With some simple code and a single API, you can launch your own platform to index products and services from around the world. Concert tickets, crypto prices, trainers, hotels, news articles, lead generation, sports match history, or even where to stream the latest movies - source and organise the world’s information by your preferred metrics, such as price, relevance or time. This workshop shows you how to easily collect open data through the Mysterium node network spanning over 100+ countries.

Pre-requisites

  • docker
  • docker-compose
  • NodeJS 14
  • Yarn

Running

  1. Make sure your nodes are running.
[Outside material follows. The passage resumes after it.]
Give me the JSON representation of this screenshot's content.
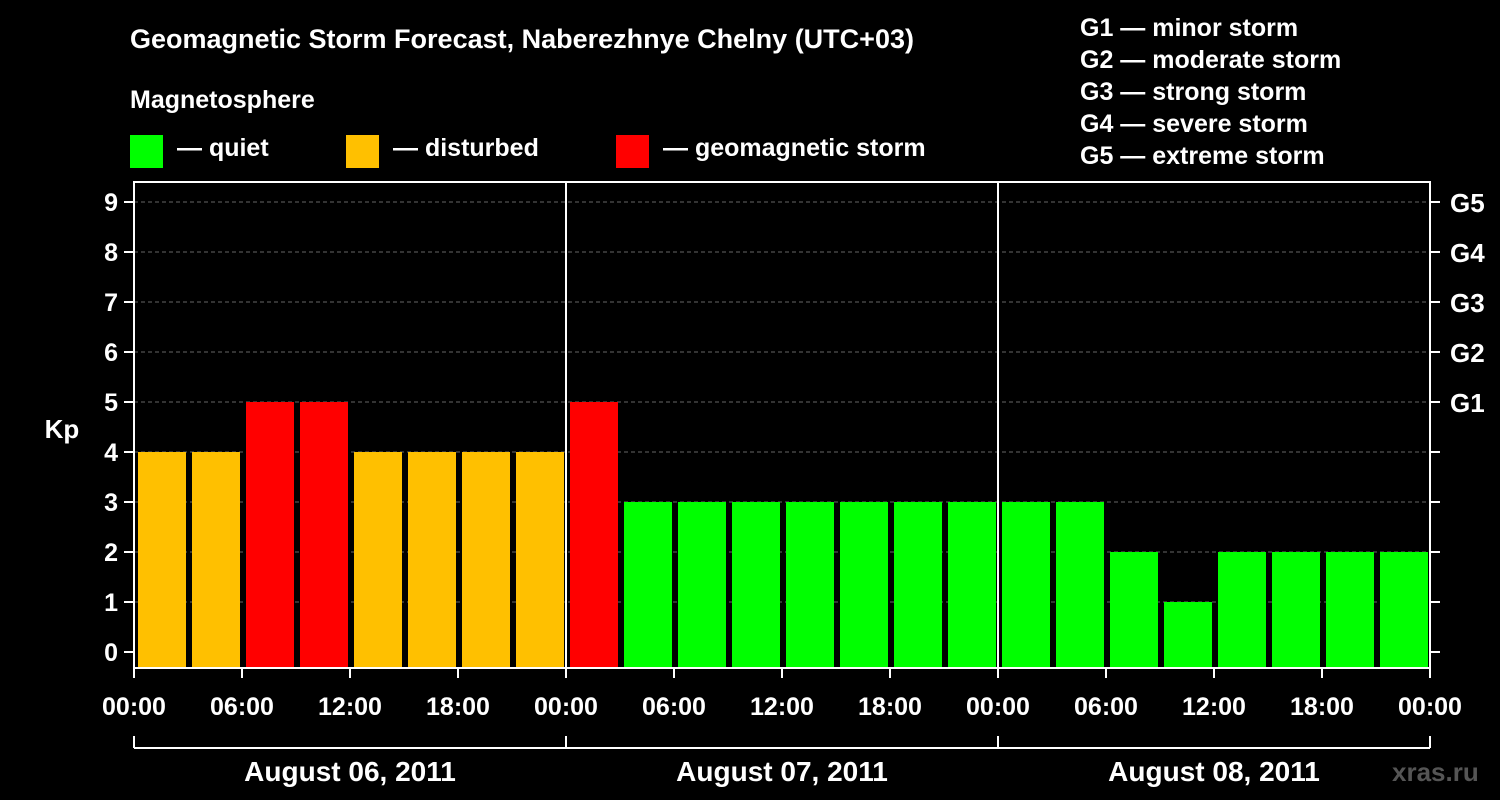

All nodes can be spin up using docker-compose:
docker-compose up fleet

or

yarn fleet-start

  1. After launching all nodes, you need to register each individual node by navigating to NodeUI and completing the on-boarding process:

!Make sure to set your password to qwerty123456 - all scripts will expect this

  1. After all nodes have been registered you need to instruct each one to connect to respective country
yarn fleet-connect

This will try to connect to the listed countries residential node, and will tell node to act as http proxy

yarn fleet-info

Will print out each node balance in MYST - 0 balance means that node will not be able to pay for traffic

  1. Finally, you can begin scraping ;)
  • yarn booking - will run a scraping using single node (slow but simple setup)
  • yarn booking-fleet - will run scraping use case on multiple nodes at once (fast but more complex setup)
  • yarn google-fleet - fast crawl google search
  • yarn hotels-fleet - fast crawl hotels.com

Fleet commands

  • yarn fleet-start spins up docker containers with myst node
  • yarn fleet-stop stop all docker containers
  • yarn fleet-restart stop and start all docker containers
  • yarn fleet-info print each node balance
  • yarn fleet-connect connect each node to respective country (configuration is in config.ts)
  • yarn fleet-disconnect disconnects all nodes from providers (active connection drains MYST over time)

Utility commands

  • yarn fix runs prettier to fix the code style

NOTE:

!!! DO NOT REMOVE ANY MOUNTED VOLUMES (MAKE BACKUP) !!!

Registrations are not free, they require a tiny bit of MYST, it is possible to pay with credit card too a symbolic sum of ~1$

Volumes will contain keystore for each node which is your wallet with money (MYST)

Volumes will be created in the root of this project. You will have to chown -R <user> myst-nodes-* in order to access them.